I’m hoping someone can help me understand these practical aspects:
-
How do companies typically organize their environments? Do they create different workspaces for development, testing, and production, or do they manage access through user permissions in one workspace?
-
What permissions do data engineers normally get in production? Are we allowed to execute jobs, build dataframes, work with notebooks, and check logs, or is production more restricted?
-
How does notebook sharing work between teams? If I want to test something out, do I have to make it visible to others or can I keep experimental work private?
-
What’s the typical setup for compute resources? Do engineers create their own clusters when needed, or does the company provide shared clusters for teams or specific jobs?
-
How should I talk about scale and processing frequency during interviews? My background is mostly smaller ETL processes, so I’m not sure how to discuss big data scenarios without seeming inexperienced.
Would love to hear from people who work with Databricks day to day. Thanks for any insights you can share!
the compute setup confuses a lot of newbs. most companies give shared clusters for prod jobs but let ya create personal ones for dev. just dont go crazy with cluster sizes. permissions wise, ya get read-only access in prod but can run queries and check job status. notebooks are private by default, which is cool for testing. biggest tip for interviews is to mention databricks delta lake features. shows u understand how it’s diff from old school data warehouses.
Your database background is actually a huge advantage! Companies love candidates who get data fundamentals. Focus on how you’d migrate existing processes to distributed systems - that’s interview gold!
Honestly? Most interviewers don’t even know their own Databricks setup. Companies love bragging about their multi-workspace architecture, but it’s usually just one messy workspace with random folders everywhere.

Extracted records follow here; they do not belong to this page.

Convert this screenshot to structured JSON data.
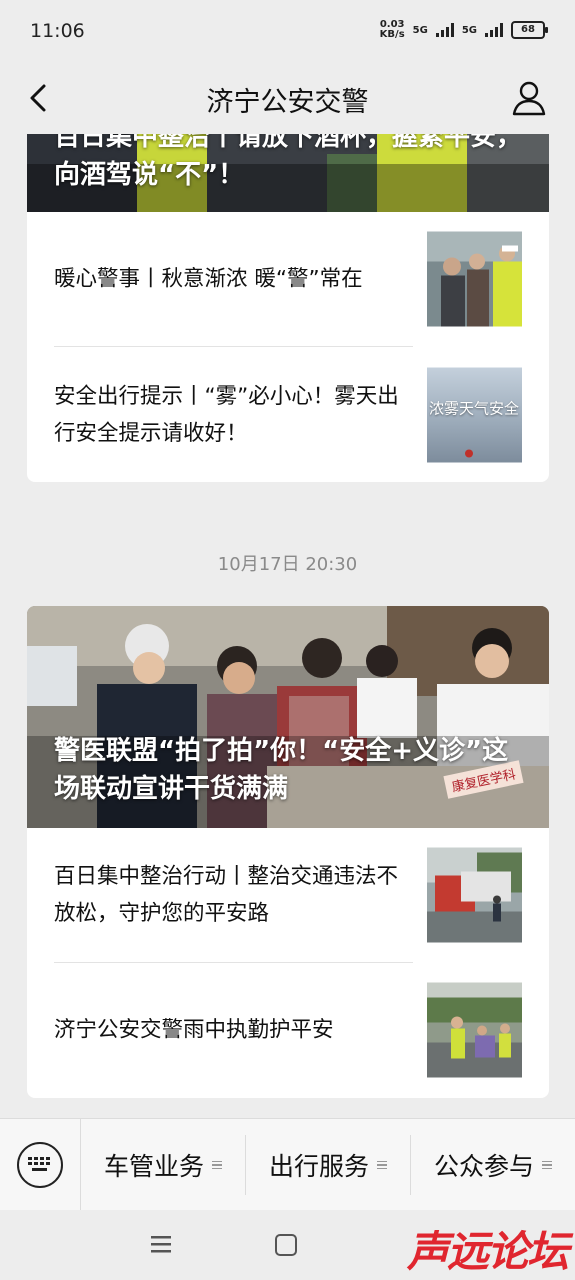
{
  "status_bar": {
    "time": "11:06",
    "speed_value": "0.03",
    "speed_unit": "KB/s",
    "network1": "5G",
    "network2": "5G",
    "battery": "68"
  },
  "nav": {
    "title": "济宁公安交警"
  },
  "feed": {
    "card1": {
      "hero_title": "百日集中整治丨请放下酒杯，握紧平安，向酒驾说“不”！",
      "items": [
        {
          "title": "暖心警事丨秋意渐浓  暖“警”常在"
        },
        {
          "title": "安全出行提示丨“雾”必小心！雾天出行安全提示请收好！",
          "thumb_text": "浓雾天气安全"
        }
      ]
    },
    "date_label": "10月17日 20:30",
    "card2": {
      "hero_title": "警医联盟“拍了拍”你！“安全+义诊”这场联动宣讲干货满满",
      "hero_sign": "康复医学科",
      "items": [
        {
          "title": "百日集中整治行动丨整治交通违法不放松，守护您的平安路"
        },
        {
          "title": "济宁公安交警雨中执勤护平安"
        }
      ]
    }
  },
  "menu": {
    "items": [
      "车管业务",
      "出行服务",
      "公众参与"
    ]
  },
  "watermark": "声远论坛",
  "colors": {
    "background": "#ededed",
    "card": "#ffffff",
    "watermark": "#e0262f",
    "muted_text": "#8a8a8a"
  }
}
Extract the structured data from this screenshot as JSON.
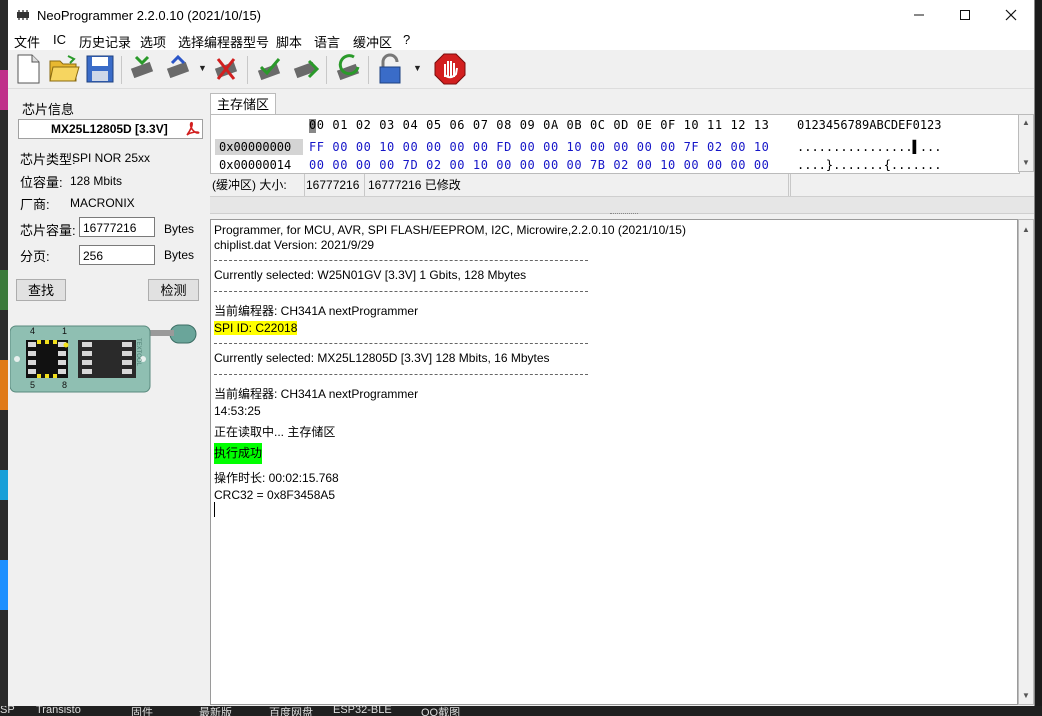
{
  "window": {
    "title": "NeoProgrammer 2.2.0.10 (2021/10/15)"
  },
  "menu": [
    "文件",
    "IC",
    "历史记录",
    "选项",
    "选择编程器型号",
    "脚本",
    "语言",
    "缓冲区",
    "?"
  ],
  "left_panel": {
    "chip_info_label": "芯片信息",
    "chip_name": "MX25L12805D [3.3V]",
    "type_label": "芯片类型:",
    "type_value": "SPI NOR 25xx",
    "capacity_label": "位容量:",
    "capacity_value": "128 Mbits",
    "vendor_label": "厂商:",
    "vendor_value": "MACRONIX",
    "chip_size_label": "芯片容量:",
    "chip_size_value": "16777216",
    "chip_size_unit": "Bytes",
    "page_label": "分页:",
    "page_value": "256",
    "page_unit": "Bytes",
    "find_button": "查找",
    "detect_button": "检测",
    "socket": {
      "pin_1": "1",
      "pin_4": "4",
      "pin_5": "5",
      "pin_8": "8",
      "brand": "TEXTOOL"
    }
  },
  "tab": {
    "label": "主存储区"
  },
  "hex": {
    "header_cols": "00 01 02 03 04 05 06 07 08 09 0A 0B 0C 0D 0E 0F 10 11 12 13",
    "header_ascii": "0123456789ABCDEF0123",
    "rows": [
      {
        "addr": "0x00000000",
        "bytes": "FF 00 00 10 00 00 00 00 FD 00 00 10 00 00 00 00 7F 02 00 10",
        "ascii": "................▌..."
      },
      {
        "addr": "0x00000014",
        "bytes": "00 00 00 00 7D 02 00 10 00 00 00 00 7B 02 00 10 00 00 00 00",
        "ascii": "....}.......{......."
      }
    ]
  },
  "status": {
    "buffer_label": "(缓冲区) 大小:",
    "size_value": "16777216",
    "modified": "16777216 已修改"
  },
  "log": {
    "l1": "Programmer, for MCU, AVR, SPI FLASH/EEPROM, I2C, Microwire,2.2.0.10 (2021/10/15)",
    "l2": "chiplist.dat Version: 2021/9/29",
    "l3": "Currently selected: W25N01GV [3.3V] 1 Gbits, 128 Mbytes",
    "l4": "当前编程器: CH341A nextProgrammer",
    "l5": "SPI ID: C22018",
    "l6": "Currently selected: MX25L12805D [3.3V] 128 Mbits, 16 Mbytes",
    "l7": "当前编程器: CH341A nextProgrammer",
    "l8": "14:53:25",
    "l9": "正在读取中... 主存储区",
    "l10": "执行成功",
    "l11": "操作时长: 00:02:15.768",
    "l12": "CRC32 = 0x8F3458A5"
  },
  "taskbar": [
    "SP",
    "Transisto",
    "固件",
    "最新版",
    "百度网盘",
    "ESP32-BLE",
    "QQ截图"
  ],
  "icons": {
    "toolbar": [
      "new-file-icon",
      "open-folder-icon",
      "save-icon",
      "read-chip-icon",
      "write-chip-icon",
      "erase-chip-icon",
      "verify-chip-icon",
      "blank-check-icon",
      "auto-icon",
      "protect-lock-icon",
      "stop-icon"
    ]
  },
  "colors": {
    "log_highlight_yellow": "#ffff00",
    "log_highlight_green": "#00ff00",
    "hex_value_blue": "#1515c8",
    "stop_red": "#d21f1f"
  }
}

Production access is all over the place - some lock you out completely, others let you run anything. When they ask about scale, just mention “Spark optimizations” and “delta caching.” Sounds impressive even if you only processed 10 rows at your last job. Works every time 
Been through this exact switch when I moved to a company using Databricks! What surprised me most was how collaborative everything is compared to regular SQL tools. Most places I’ve seen use separate dev/prod workspaces, but it really depends on company size. For the interview, ask about their specific setup - there’s no standard way to do it, and asking shows you think practically. Don’t stress about the scale stuff. Focus on concepts like partitioning and incremental processing instead of exact numbers. They care way more about how you solve problems than whether you’ve handled petabytes. Good luck!